In the mountains, or during any active (outdoor) sport, there are a few rules applicable. Most of them aren’t carved in stone, most of them are common sense. For your own safety, the safety of others and preservation of nature, environment and fun. Not just your fun – fun of others too.

  1. When in doubt about the weather conditions: don’t head for the mountaints. Make sure you are familiair with your local weather forecast, ask locals and be prepared if things turn out to be not as expected.
  2. When in doubt about your own physical abilities or the condition of others: don’t go. Overestimation of your own abilities is a familiar phenomenon. A route on the map often looks shorter than reality is: the map is 2D, the mountains very much 3D. Bear in mind that 1km on a 45° slope is 2km long! And, on the most commonly used maps, not all bends and twists are annotated…
  3. Get yourself familiar with some basic knowledge of meteorology. It’s good to be able to not overreact to the circumstances. It’s better yet to be able to not freeze (literally) when the adverse weather strikes. Signs are in the skies – most of the times.
  4. Check the circumstances with locals. Local guides, shepherds or village dewellers know much better than you or your map if there has been some recent avalanche or land slides, if certain bridges are washed out or cabins damaged and not staffed!
  5. Make sure your equipment is complete. This doesn’t mean that you need to carry with you everything that you can think of. But do make sure you’ve got the bare minimum: warm clothing, a small blanket, a whistle, first-aid kit and a map. Yes, a map on paper. And obviously: make sure that you know how to read it, too!
  6. Know your way. Prepare! Be aware of local huts and villages, route splits, junctions etc. This will help when it gets foggy, or to keep motivation high when the rain sets in. It also allows you to enjoy the surroundings much better: after all, you don’t need to stop every 10 minutes to get your bearings!
  7. If the fog sets in really fast and becomes to thick to navigate: stay put. You could become disoriented and get lost. The only thing worse than fog in the mountains is lightning.

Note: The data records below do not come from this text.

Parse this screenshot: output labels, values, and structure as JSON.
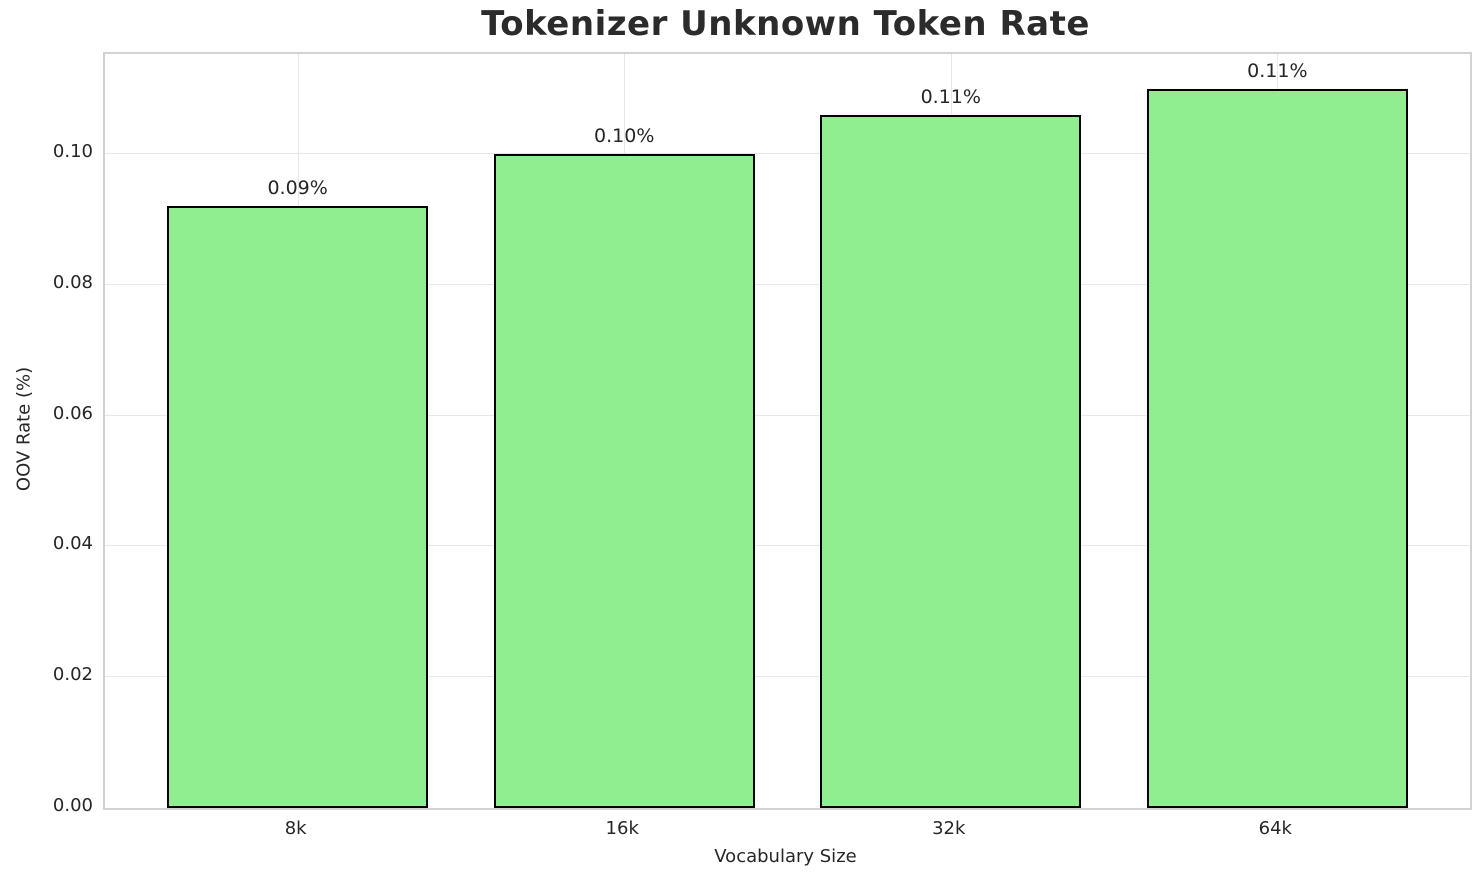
{
  "chart_data": {
    "type": "bar",
    "title": "Tokenizer Unknown Token Rate",
    "xlabel": "Vocabulary Size",
    "ylabel": "OOV Rate (%)",
    "categories": [
      "8k",
      "16k",
      "32k",
      "64k"
    ],
    "values": [
      0.092,
      0.1,
      0.106,
      0.11
    ],
    "bar_labels": [
      "0.09%",
      "0.10%",
      "0.11%",
      "0.11%"
    ],
    "ytick_values": [
      0.0,
      0.02,
      0.04,
      0.06,
      0.08,
      0.1
    ],
    "ytick_labels": [
      "0.00",
      "0.02",
      "0.04",
      "0.06",
      "0.08",
      "0.10"
    ],
    "ylim": [
      0,
      0.1153
    ],
    "xlim": [
      -0.59,
      3.59
    ],
    "bar_width": 0.8,
    "grid": true,
    "legend_position": "none",
    "colors": {
      "bar_fill": "#90EE90",
      "bar_edge": "#000000",
      "grid": "#e7e7e7",
      "spine": "#d2d2d2",
      "text": "#262626",
      "background": "#ffffff"
    }
  }
}
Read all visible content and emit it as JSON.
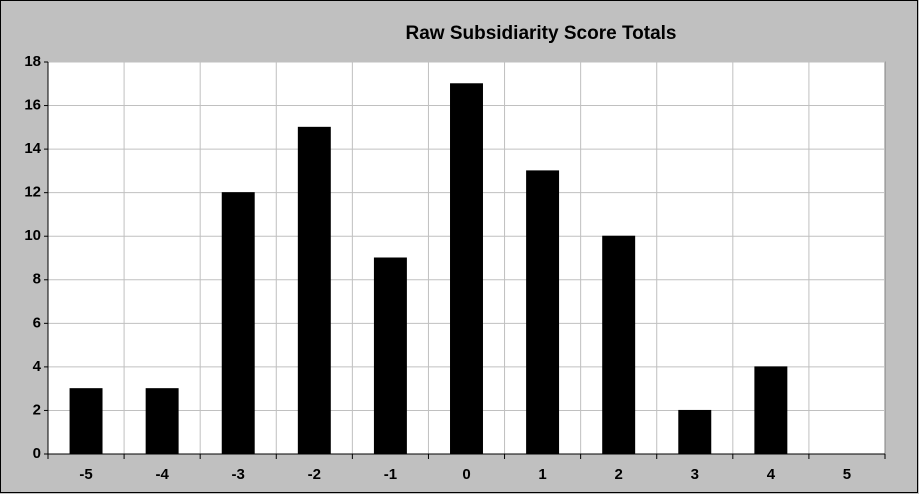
{
  "chart_data": {
    "type": "bar",
    "title": "Raw Subsidiarity Score Totals",
    "categories": [
      "-5",
      "-4",
      "-3",
      "-2",
      "-1",
      "0",
      "1",
      "2",
      "3",
      "4",
      "5"
    ],
    "values": [
      3,
      3,
      12,
      15,
      9,
      17,
      13,
      10,
      2,
      4,
      0
    ],
    "color": "#000000",
    "ylim": [
      0,
      18
    ],
    "yticks": [
      0,
      2,
      4,
      6,
      8,
      10,
      12,
      14,
      16,
      18
    ],
    "grid": true
  }
}
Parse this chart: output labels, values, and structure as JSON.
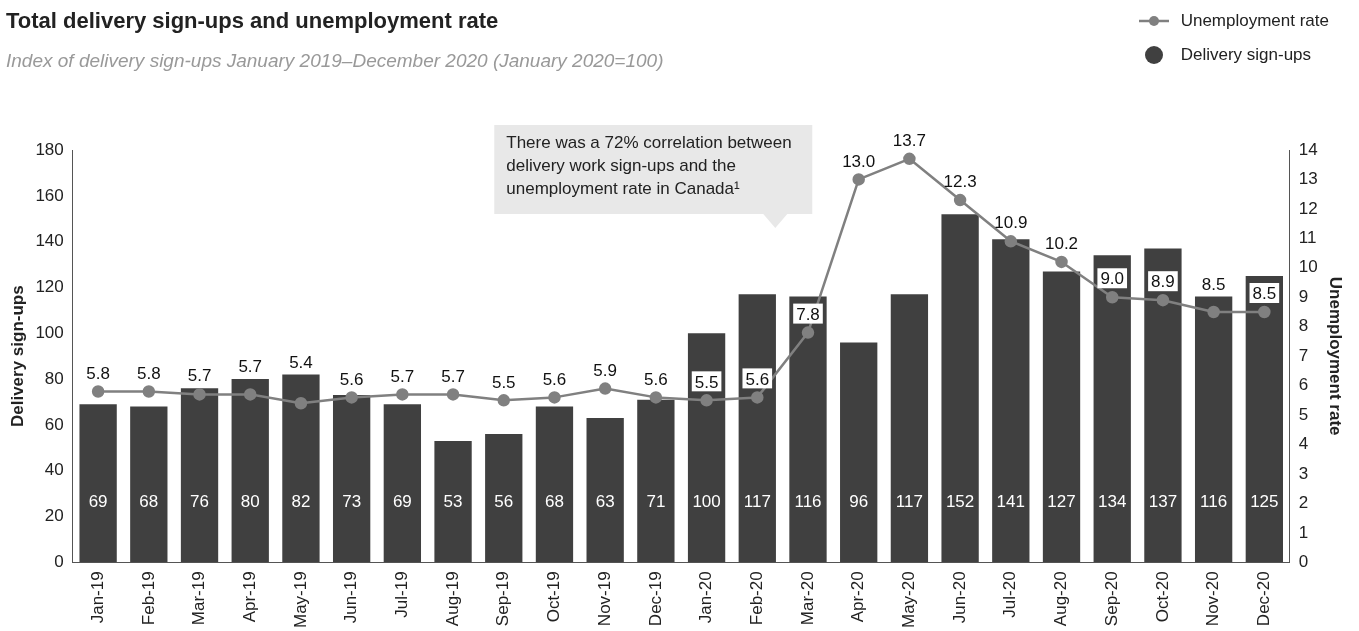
{
  "chart_data": {
    "type": "bar",
    "title": "Total delivery sign-ups and unemployment rate",
    "subtitle": "Index of delivery sign-ups January 2019–December 2020 (January 2020=100)",
    "ylabel": "Delivery sign-ups",
    "y2label": "Unemployment rate",
    "categories": [
      "Jan-19",
      "Feb-19",
      "Mar-19",
      "Apr-19",
      "May-19",
      "Jun-19",
      "Jul-19",
      "Aug-19",
      "Sep-19",
      "Oct-19",
      "Nov-19",
      "Dec-19",
      "Jan-20",
      "Feb-20",
      "Mar-20",
      "Apr-20",
      "May-20",
      "Jun-20",
      "Jul-20",
      "Aug-20",
      "Sep-20",
      "Oct-20",
      "Nov-20",
      "Dec-20"
    ],
    "series": [
      {
        "name": "Unemployment rate",
        "type": "line",
        "axis": "y2",
        "color": "#808080",
        "marker": "circle",
        "values": [
          5.8,
          5.8,
          5.7,
          5.7,
          5.4,
          5.6,
          5.7,
          5.7,
          5.5,
          5.6,
          5.9,
          5.6,
          5.5,
          5.6,
          7.8,
          13.0,
          13.7,
          12.3,
          10.9,
          10.2,
          9.0,
          8.9,
          8.5,
          8.5
        ],
        "value_labels": [
          "5.8",
          "5.8",
          "5.7",
          "5.7",
          "5.4",
          "5.6",
          "5.7",
          "5.7",
          "5.5",
          "5.6",
          "5.9",
          "5.6",
          "5.5",
          "5.6",
          "7.8",
          "13.0",
          "13.7",
          "12.3",
          "10.9",
          "10.2",
          "9.0",
          "8.9",
          "8.5",
          "8.5"
        ]
      },
      {
        "name": "Delivery sign-ups",
        "color": "#404040",
        "values": [
          69,
          68,
          76,
          80,
          82,
          73,
          69,
          53,
          56,
          68,
          63,
          71,
          100,
          117,
          116,
          96,
          117,
          152,
          141,
          127,
          134,
          137,
          116,
          125
        ],
        "value_labels": [
          "69",
          "68",
          "76",
          "80",
          "82",
          "73",
          "69",
          "53",
          "56",
          "68",
          "63",
          "71",
          "100",
          "117",
          "116",
          "96",
          "117",
          "152",
          "141",
          "127",
          "134",
          "137",
          "116",
          "125"
        ]
      }
    ],
    "ylim": [
      0,
      180
    ],
    "yticks": [
      0,
      20,
      40,
      60,
      80,
      100,
      120,
      140,
      160,
      180
    ],
    "y2lim": [
      0,
      14
    ],
    "y2ticks": [
      0,
      1,
      2,
      3,
      4,
      5,
      6,
      7,
      8,
      9,
      10,
      11,
      12,
      13,
      14
    ],
    "grid": false,
    "legend": "top right",
    "annotations": [
      "There was a 72% correlation between delivery work sign-ups and the unemployment rate in Canada¹"
    ]
  }
}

  8. In doubt? Get back. It’s not a disgrace to turn around. Better to be part of making new memories than becoming a memory to others.
  9. Keep the surroundings clean and the noise level civilized. Others want to enjoy the surroundings like you do. And please, if you want to listen to music: ear plugs are the thing to use. Not speakers. Just as much: don’t yell to one another. Just wait until the other party can hear you from a smaller distance. Unless it’s an emergency, obviously.
  10. Get enough food and drinks for along the road. Food is something you could take a gamle on. Your body has plenty reserves. Water is much more dangerous. Especially in area’s which are too low to have perennial snow or glaciers, but where the hike is still far above the tree line.